Afastamos, durante os debates, a análise da exorbitância da pena superior a oito anos, que evitaria regime aberto, e de outros aspectos da legislação infraconstitucional, pois seria interpretar a Constituição à luz da legislação ordinária. É bem verdade que razoáveis argumentos militavam contra a condenação de manifestação política por meio apenas de palavras pela suprema corte que, por sua vez, em vez de estar sujeita à Lei Maior, levou em consideração a Lei de Segurança Nacional.

Ocorre que a legislação infraconstitucional (no caso, a Lei de Segurança Nacional) interpreta-se à luz da Constituição e não o contrário, até porque o artigo 53 da Lei Maior declara taxativamente que o parlamentar é inviolável por ”quaisquer palavras”, sem nenhuma exceção. Ainda assim, o Pretório Excelso adotou uma limitação que, embora prevista na Lei de Segurança Nacional, não consta na Carta Magna.

Da mesma forma que o Poder Judiciário tem o poder de condenar, mesmo que o faça abusivamente, por ser um intérprete da Lei Maior, o presidente tem o poder sem restrição de indultar, vale dizer, perdoar a pena de alguém condenado pela Justiça. E este ato é de sua competência privativa, absoluta e soberana. Sem restrição, fora a hipótese do artigo 5.º, inciso XLIII, e insuscetível de ser revisto.

Temos de fazer duas ressalvas importantes. A primeira é a de que nenhum dos dez juristas presentes endossou as palavras do deputado Daniel Silveira, que, na opinião de todos, deveria ter sido punido pela Câmara dos Deputados por falta de decoro parlamentar. E, em segundo lugar, como a nota foi escrita antes da nova imposição de pena pelo STF, por força do mesmo processo, a meu ver, por ser pena de natureza criminal, comporta mera extensão do indulto já concedido ou novo indulto.

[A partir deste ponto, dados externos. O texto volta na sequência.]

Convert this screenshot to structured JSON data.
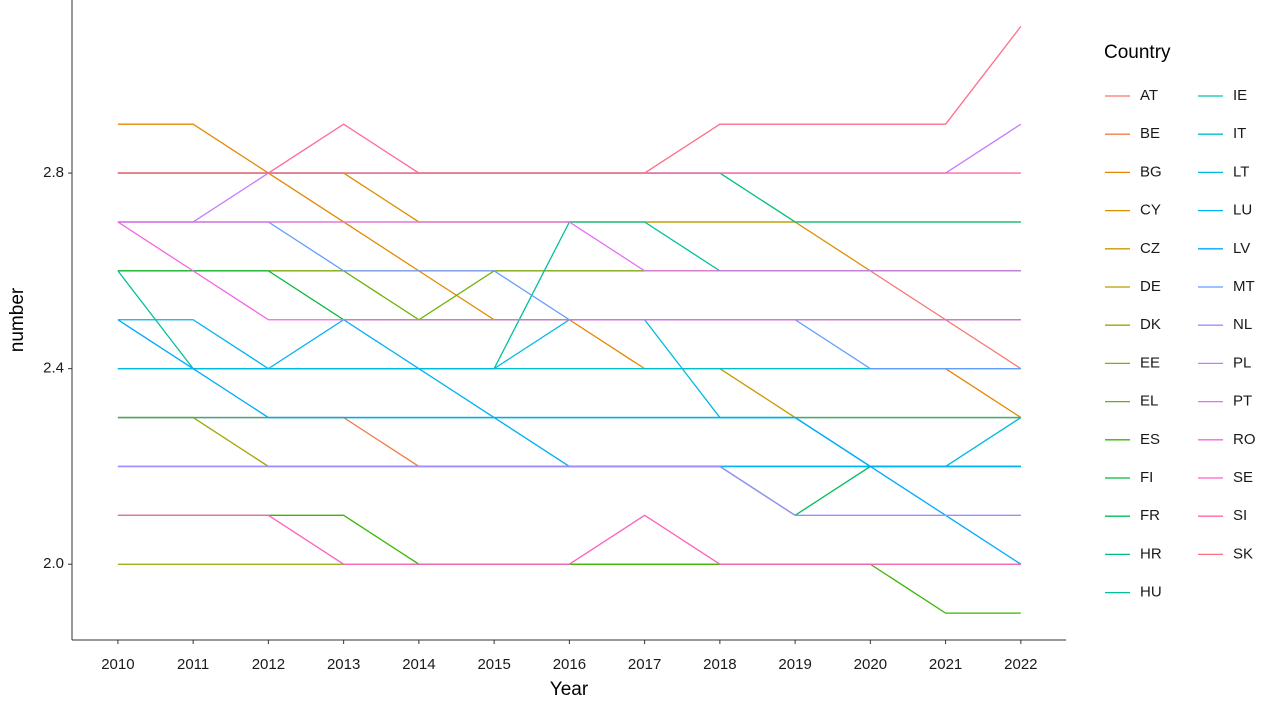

Ives Gandra da Silva Martins é professor emérito das universidades Mackenzie, Unip, Unifieo, UniFMU, do Ciee/O Estado de S.Paulo, das Escolas de Comando e Estado-Maior do Exército (Eceme), Superior de Guerra (ESG) e da Magistratura do Tribunal Regional Federal – 1.ª Região, presidente do Conselho Superior de Direito da Fecomércio-SP e ex-presidente do Instituto dos Advogados de São Paulo (Iasp).